②社員が長期かつ連続の年次有給休暇を取得しようとする場合においては、それが長期のものであればあるほど、事業の正常な運営に支障を来す蓋然性が高くなり、会社の業務計画、他の社員の休暇予定等との事前の調整を図る必要が生ずるのが通常である。しかも会社にとっては、労働者が時季指定をした時点において、事業活動の正常な運営の確保にかかわる諸般の事情について、これを正確に予測することは困難であり、当該労働者の休暇の取得がもたらす事業運営への支障の有無、程度につき、蓋然性に基づく判断をせざるを得ないことを考えると、労働者が、右の調整を経ることなく、その有する年次有給休暇の日数の範囲内で始期と終期を特定して長期かつ連続の年次有給休暇の時季指定をした場合には、これに対する使用者の時季変更権の行使については、会社にある程度の裁量的判断の余地を認めざるを得ない。
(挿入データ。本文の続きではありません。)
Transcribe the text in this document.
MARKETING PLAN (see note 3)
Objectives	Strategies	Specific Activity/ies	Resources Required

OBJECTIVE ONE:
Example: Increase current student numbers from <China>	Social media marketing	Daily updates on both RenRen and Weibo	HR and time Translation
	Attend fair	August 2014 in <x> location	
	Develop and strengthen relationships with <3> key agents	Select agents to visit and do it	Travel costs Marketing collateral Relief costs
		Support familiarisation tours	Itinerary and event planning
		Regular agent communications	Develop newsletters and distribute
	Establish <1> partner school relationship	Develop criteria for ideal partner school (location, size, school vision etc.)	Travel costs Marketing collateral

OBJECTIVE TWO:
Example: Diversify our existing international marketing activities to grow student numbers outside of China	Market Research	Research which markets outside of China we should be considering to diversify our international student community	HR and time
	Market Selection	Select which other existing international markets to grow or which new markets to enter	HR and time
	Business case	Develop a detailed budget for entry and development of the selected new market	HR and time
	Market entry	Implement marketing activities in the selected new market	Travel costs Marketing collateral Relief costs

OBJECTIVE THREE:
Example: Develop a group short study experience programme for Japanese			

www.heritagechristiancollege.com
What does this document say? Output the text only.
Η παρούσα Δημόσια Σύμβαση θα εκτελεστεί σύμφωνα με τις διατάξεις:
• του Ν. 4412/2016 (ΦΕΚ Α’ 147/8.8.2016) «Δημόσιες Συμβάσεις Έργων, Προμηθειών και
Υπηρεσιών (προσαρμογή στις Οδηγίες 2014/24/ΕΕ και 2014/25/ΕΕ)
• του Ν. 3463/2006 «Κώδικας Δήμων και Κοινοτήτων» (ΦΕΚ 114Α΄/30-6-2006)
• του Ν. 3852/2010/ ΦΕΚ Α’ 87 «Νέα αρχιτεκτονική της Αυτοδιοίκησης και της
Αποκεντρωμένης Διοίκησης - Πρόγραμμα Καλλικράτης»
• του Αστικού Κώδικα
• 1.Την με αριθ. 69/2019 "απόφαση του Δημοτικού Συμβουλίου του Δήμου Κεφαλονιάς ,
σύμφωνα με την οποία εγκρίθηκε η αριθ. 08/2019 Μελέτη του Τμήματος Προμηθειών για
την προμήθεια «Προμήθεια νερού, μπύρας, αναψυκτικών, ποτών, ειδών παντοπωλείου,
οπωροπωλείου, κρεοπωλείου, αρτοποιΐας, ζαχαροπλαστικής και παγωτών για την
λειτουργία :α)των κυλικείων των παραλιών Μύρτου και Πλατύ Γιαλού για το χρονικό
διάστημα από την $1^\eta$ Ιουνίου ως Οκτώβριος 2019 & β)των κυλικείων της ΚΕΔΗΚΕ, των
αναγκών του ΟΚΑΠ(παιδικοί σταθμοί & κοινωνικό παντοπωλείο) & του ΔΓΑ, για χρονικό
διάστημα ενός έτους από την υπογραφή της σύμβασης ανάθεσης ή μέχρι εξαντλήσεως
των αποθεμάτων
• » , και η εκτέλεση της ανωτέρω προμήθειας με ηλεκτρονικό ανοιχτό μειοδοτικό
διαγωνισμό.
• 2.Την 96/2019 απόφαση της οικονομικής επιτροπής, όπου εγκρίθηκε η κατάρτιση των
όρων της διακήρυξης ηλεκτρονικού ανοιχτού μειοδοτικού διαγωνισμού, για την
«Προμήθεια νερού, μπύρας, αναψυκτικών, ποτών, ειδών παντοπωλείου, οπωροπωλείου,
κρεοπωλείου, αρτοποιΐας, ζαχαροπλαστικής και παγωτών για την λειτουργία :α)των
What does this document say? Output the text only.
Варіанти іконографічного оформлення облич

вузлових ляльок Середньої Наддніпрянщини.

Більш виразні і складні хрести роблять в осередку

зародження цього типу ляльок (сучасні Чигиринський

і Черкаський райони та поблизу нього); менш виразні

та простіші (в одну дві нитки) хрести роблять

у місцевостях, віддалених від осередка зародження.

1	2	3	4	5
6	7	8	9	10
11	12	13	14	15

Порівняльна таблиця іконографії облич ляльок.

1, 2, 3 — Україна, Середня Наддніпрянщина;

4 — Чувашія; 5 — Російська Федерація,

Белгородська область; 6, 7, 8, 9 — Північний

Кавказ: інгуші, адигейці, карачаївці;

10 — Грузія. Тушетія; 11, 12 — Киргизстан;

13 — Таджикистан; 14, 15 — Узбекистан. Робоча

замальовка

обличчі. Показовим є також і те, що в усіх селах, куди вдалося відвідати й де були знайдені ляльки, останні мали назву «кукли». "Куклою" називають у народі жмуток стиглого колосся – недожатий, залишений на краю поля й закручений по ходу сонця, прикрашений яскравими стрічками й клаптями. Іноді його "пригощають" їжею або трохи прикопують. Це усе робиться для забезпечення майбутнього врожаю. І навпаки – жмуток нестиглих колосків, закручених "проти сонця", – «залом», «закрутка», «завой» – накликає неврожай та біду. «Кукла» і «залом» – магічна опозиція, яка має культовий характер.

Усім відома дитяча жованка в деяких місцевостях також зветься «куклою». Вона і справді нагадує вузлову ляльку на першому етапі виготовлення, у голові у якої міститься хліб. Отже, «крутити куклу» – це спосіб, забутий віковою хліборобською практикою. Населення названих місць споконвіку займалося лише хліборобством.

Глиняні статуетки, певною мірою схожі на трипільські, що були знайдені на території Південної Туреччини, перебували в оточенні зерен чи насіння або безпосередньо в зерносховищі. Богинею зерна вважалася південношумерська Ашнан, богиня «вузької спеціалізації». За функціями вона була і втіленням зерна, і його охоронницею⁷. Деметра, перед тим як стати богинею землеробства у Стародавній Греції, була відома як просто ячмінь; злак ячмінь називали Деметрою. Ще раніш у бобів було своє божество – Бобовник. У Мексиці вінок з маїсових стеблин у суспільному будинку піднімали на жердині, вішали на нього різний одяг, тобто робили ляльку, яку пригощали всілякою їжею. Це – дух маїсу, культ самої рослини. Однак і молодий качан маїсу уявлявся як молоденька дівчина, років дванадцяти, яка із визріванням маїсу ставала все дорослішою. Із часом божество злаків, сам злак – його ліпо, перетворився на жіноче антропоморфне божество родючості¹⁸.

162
もとより、会社の時季変更権の行使に関する右裁量的判断は、労働者の年次有給休暇の権利を保障している労働基準法39条の趣旨に沿う、合理的なものでなければならないことはいうまでもない。
◆まとめ
本件は時季変更権の行使が合理的なものと判断されました。長期休暇の場合は事業の正常な運営に支障を来す蓋然性が高いと評価されており参考になる事例と言えるでしょう。